Отчего-то я положился, что есенинские народные гулянья, куда съедутся друзья и знакомцы из Москвы, продлятся не один день, вот и погрузил в машину древний ватный спальник, одеяло, подушку, котелок, чайник, топор, всю ту походную свычную стряпню, без которой не обойтись на реке и что всегда у меня под рукою. Хотел и резиновую лодку прихватить, и мешок с сетями, но что-то меня остановило. Ведь гулять еду, какая там рыбалка? Всё в уме прикинул: что дома забыл, упустил в спешке – после наплачешься. Собираешься на день – запасайся на неделю. На улице плюс тридцать, бери с собою оленью одеяльницу на случай холодов. Не бойся превратностей, учись обходиться малым, но будь припаслив, и тогда нужа и стужа, что всегда пасут походного человека, – минуют стороною. Тут на авось не скинешь- ся, когда зарядят дожди, а ты залёг под елушкою, от тебя на все стороны света на сотню вёрст ни души, на носу холода, а спички отсырели – видите ли, ты позабыл спрятать запасец спичек в сухое место. Братцы, своя ноша не тянет: подальше положишь, поближе возьмёшь. Собираться в поход, это как читать "Отче наш", чтобы без запинки, от зубов отскакивало. Позабыл лишь одно словцо и молитовка уже не имеет спасительной силы.

Мною завладела горячка, думалось, что самое важное в Константинове пройдёт без меня, примчусь не в гулевое песенное застолье, а на селёдочные хвосты и забубённые пониклые головы, к головнюшкам остываюшего кострища, остатки праздника подбирать.

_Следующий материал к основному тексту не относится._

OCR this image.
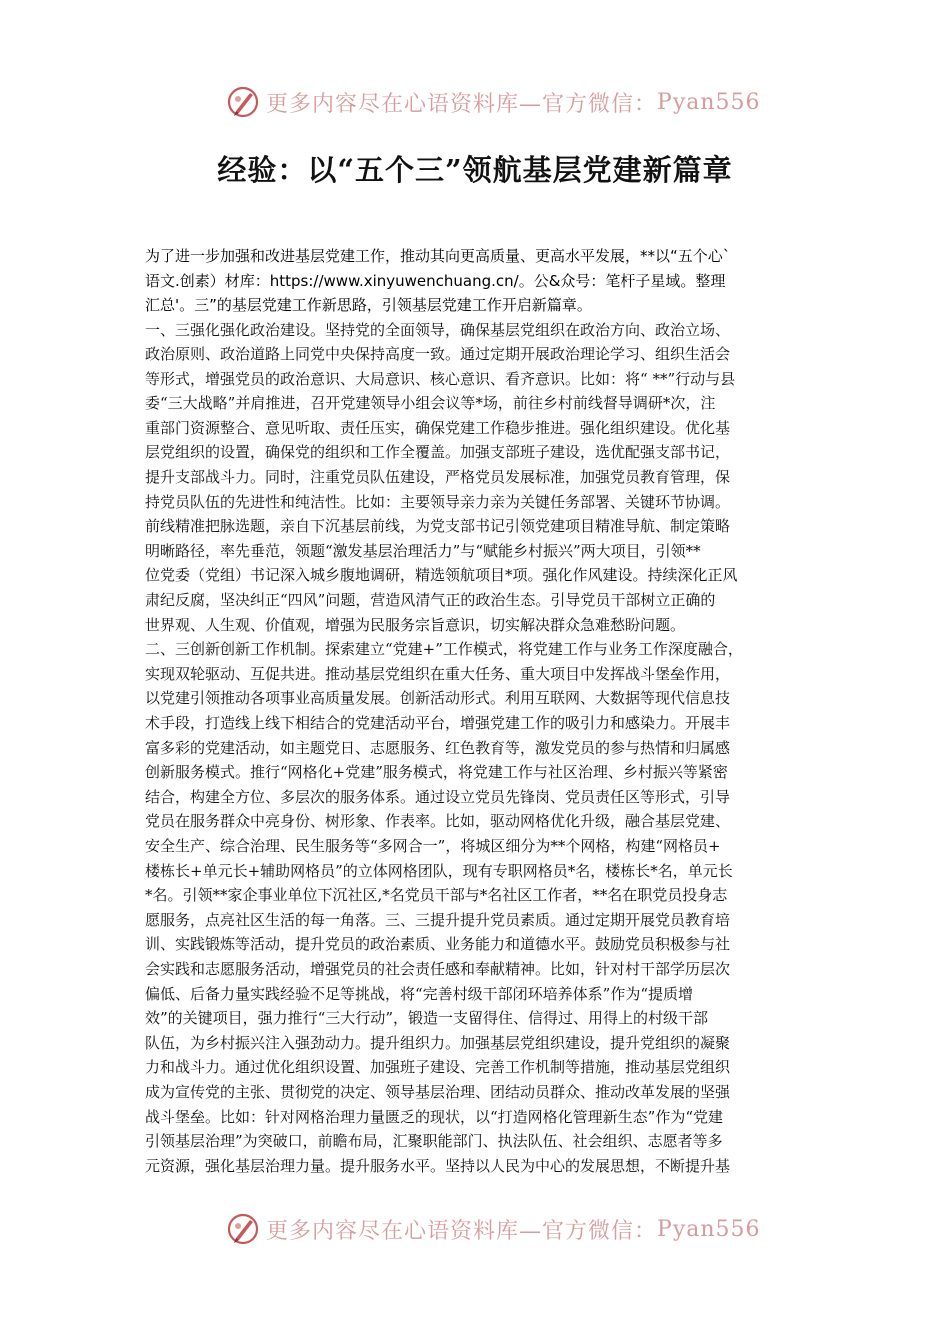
更多内容尽在心语资料库—官方微信： Pyan556
经验：以“五个三”领航基层党建新篇章

为了进一步加强和改进基层党建工作，推动其向更高质量、更高水平发展，**以“五个心`
语文.创素）材库：https://www.xinyuwenchuang.cn/。公&众号：笔杆子星域。整理
汇总'。三”的基层党建工作新思路，引领基层党建工作开启新篇章。

一、三强化强化政治建设。坚持党的全面领导，确保基层党组织在政治方向、政治立场、
政治原则、政治道路上同党中央保持高度一致。通过定期开展政治理论学习、组织生活会
等形式，增强党员的政治意识、大局意识、核心意识、看齐意识。比如：将“ **”行动与县
委“三大战略”并肩推进，召开党建领导小组会议等*场，前往乡村前线督导调研*次，注
重部门资源整合、意见听取、责任压实，确保党建工作稳步推进。强化组织建设。优化基
层党组织的设置，确保党的组织和工作全覆盖。加强支部班子建设，选优配强支部书记，
提升支部战斗力。同时，注重党员队伍建设，严格党员发展标准，加强党员教育管理，保
持党员队伍的先进性和纯洁性。比如：主要领导亲力亲为关键任务部署、关键环节协调。
前线精准把脉选题，亲自下沉基层前线，为党支部书记引领党建项目精准导航、制定策略
明晰路径，率先垂范，领题“激发基层治理活力”与“赋能乡村振兴”两大项目，引领**
位党委（党组）书记深入城乡腹地调研，精选领航项目*项。强化作风建设。持续深化正风
肃纪反腐，坚决纠正“四风”问题，营造风清气正的政治生态。引导党员干部树立正确的
世界观、人生观、价值观，增强为民服务宗旨意识，切实解决群众急难愁盼问题。

二、三创新创新工作机制。探索建立“党建+”工作模式，将党建工作与业务工作深度融合，
实现双轮驱动、互促共进。推动基层党组织在重大任务、重大项目中发挥战斗堡垒作用，
以党建引领推动各项事业高质量发展。创新活动形式。利用互联网、大数据等现代信息技
术手段，打造线上线下相结合的党建活动平台，增强党建工作的吸引力和感染力。开展丰
富多彩的党建活动，如主题党日、志愿服务、红色教育等，激发党员的参与热情和归属感
创新服务模式。推行“网格化+党建”服务模式，将党建工作与社区治理、乡村振兴等紧密
结合，构建全方位、多层次的服务体系。通过设立党员先锋岗、党员责任区等形式，引导
党员在服务群众中亮身份、树形象、作表率。比如，驱动网格优化升级，融合基层党建、
安全生产、综合治理、民生服务等“多网合一”，将城区细分为**个网格，构建“网格员+
楼栋长+单元长+辅助网格员”的立体网格团队，现有专职网格员*名，楼栋长*名，单元长
*名。引领**家企事业单位下沉社区,*名党员干部与*名社区工作者，**名在职党员投身志
愿服务，点亮社区生活的每一角落。三、三提升提升党员素质。通过定期开展党员教育培
训、实践锻炼等活动，提升党员的政治素质、业务能力和道德水平。鼓励党员积极参与社
会实践和志愿服务活动，增强党员的社会责任感和奉献精神。比如，针对村干部学历层次
偏低、后备力量实践经验不足等挑战，将“完善村级干部闭环培养体系”作为“提质增
效”的关键项目，强力推行“三大行动”，锻造一支留得住、信得过、用得上的村级干部
队伍，为乡村振兴注入强劲动力。提升组织力。加强基层党组织建设，提升党组织的凝聚
力和战斗力。通过优化组织设置、加强班子建设、完善工作机制等措施，推动基层党组织
成为宣传党的主张、贯彻党的决定、领导基层治理、团结动员群众、推动改革发展的坚强
战斗堡垒。比如：针对网格治理力量匮乏的现状，以“打造网格化管理新生态”作为“党建
引领基层治理”为突破口，前瞻布局，汇聚职能部门、执法队伍、社会组织、志愿者等多
元资源，强化基层治理力量。提升服务水平。坚持以人民为中心的发展思想，不断提升基

更多内容尽在心语资料库—官方微信： Pyan556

И вот простился с родными… "До свиданья жонка, не горюй, на прощанье мужа поцелуй". Ждите через три дня. Тёща стоит в окне с бесстрастным лицом, как на иконе. Сын бегает вокруг, изображает лошадку, ветер-сиверик ерошит светлые волосёнки. У дочери, лежащей в охапке у матери, глаза наполнены глубокой сосредоточенной мыслью. Высмотрела меня сквозь, будто вывернула изнанкой. Взялся за руль, ещё раз переворошил в уме взятое, повернул ключ: тыр-пыр, семь дыр. В утробе мотора заскрежетало железо и смолкло, остылое механическое сердце держало меня на вязке возле родной избы. Аккамулятор скис. Пришлось бежать на деревню, звать народ. Все могутние мужички по осени уже расползлись по городам. Старики и старушонки, напрягши последние силы, разогнали мою "Ниву", вытолкнули со двора; поршни дёрнулись, запоскакивали, машина взревела. Ура-а! Но в груди снова суеверно, упреждающе ёкнуло, когда выезжал из лесной деревеньки. Куда еду? По какой такой нужде пихаюсь на край света? А вдруг завязну? В дороге наплачешься. Ну-ка, поворачивай, родимый, оглобли назад к дому, да ставь свой ненадёжный экипаж в стойло… И тут же восторженный, со знобящим холодком оклик: "Не бойсь, родимый… Авось живы будем, не помрём!" (А вдруг это "авось" – друг?) Нет, не из груди донёсся возглас, не из-под крепей, где душа живёт, а откуда-то сверху, где в проярье меж ватных облак скопилась небесная синь, обещающая холода. Хоть и не ближний свет Константиново, но ведь и праздника такого больше не случится на моём веку.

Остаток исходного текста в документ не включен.